Rossellini a saisi l’apparition de ce monde enfanté par la Seconde guerre mondiale. Il l’a exprimé par des images. Sur lesquelles Deleuze met des mots.
Une question cependant : des mots, quelques mots, sont-ils vraiment capables de résumer 80 ans d’histoire en même temps que d’histoire du cinéma ? Je vous invite à lire les 6 petites pages du chapitre de Deleuze que je vous joins en annexe, puis à regarder, sans bouder votre plaisir mais avec attention, le film lorsqu’il sera projeté pour nous lundi soir. Je vous donne un premier aperçu de ce que votre esprit critique devrait vous amener à déceler :
– la pêche au thon – Karen est venue y assister contre la volonté de son mari qui craignait d’être ridicule face aux autres villageois. Elle « fait » ce qu’aucune autre femme ne fait, elle « agit » ce faisant. Elle apparaît ensuite effectivement passive, dégoûtée, effrayée par le spectacle. « Sidérée » n’est cependant pas le mot juste. Puis c’est elle qui prend l’« initiative » de demander à son mari de rentrer sans attendre la fin.
– la fuite par le volcan à la fin du film – Oui, elle regarde tour à tour le volcan et le ciel. Mais au cinéma, un regard se traduit par le mécanisme du champ – contrechamp : un premier plan nous montre le personnage et le suivant (ou bien un mouvement de caméra) ce qu’il regarde. Mais observez bien : dans les deux cas, on voit d’abord le volcan, puis Karen, ensuite le ciel, puis Karen. Si vous avez vu les films de Serguiei Eisenstein, comme le Cuirassé Potemkine, vous reconnaîtrez là le procédé dont le nom m’échappe, consistant à montrer d’abord une action, puis la réaction des personnages.
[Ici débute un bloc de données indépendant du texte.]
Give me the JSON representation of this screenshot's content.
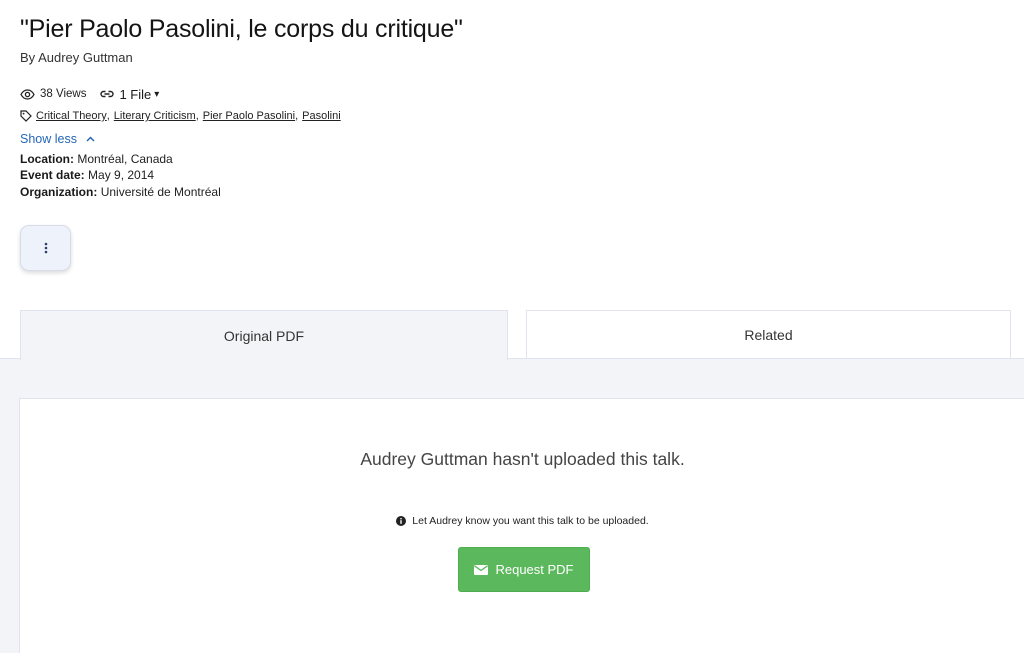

Le personnage qui se trouve au début de la séquence en pleine action, bravant les périls pour fuir le village, est certes passé, après sa confrontation avec le volcan, à une phase d’interrogations sur ce qu’elle doit faire, une phase moins active et plus contemplative, marquée par une forte valeur symbolique. Elle n’apparaît pas pour autant tétanisée, en situation d’« impuissance motrice ».
Il existe un savoir sur le cinéma, mais ce savoir n’est pas infaillible
Qu’est-ce que cela montre ? D’abord, je l’espère, que l’on a beaucoup à apprendre à lire les analyses existantes pour se faire une idée de la signification d’un grand film. Ce serait tellement dommage de se borner à dire « j’aime » ceci ou cela, « je n’aime pas », « je suis d’accord », « pas d’accord ». Il existe un savoir sur le cinéma (et c’est le rôle d’un ciné-club d’y initier le public) : sous beaucoup d’aspects, un film ne relève pas des « opinions ». Mais ce savoir n’est pas plus infaillible que ne le sont les théories de la physique par exemple : les équations de Newton sont fausses, Einstein les a « corrigées » avec la théorie de la relativité, avant que cette dernière, un jour, soit elle-même « falsifiée », puisqu’il n’existe en sciences aucune « vérification » définitive. Néanmoins, le degré de précision offert par Newton suffit selon les usages que l’on en fait et on l’enseigne encore dans les lycées.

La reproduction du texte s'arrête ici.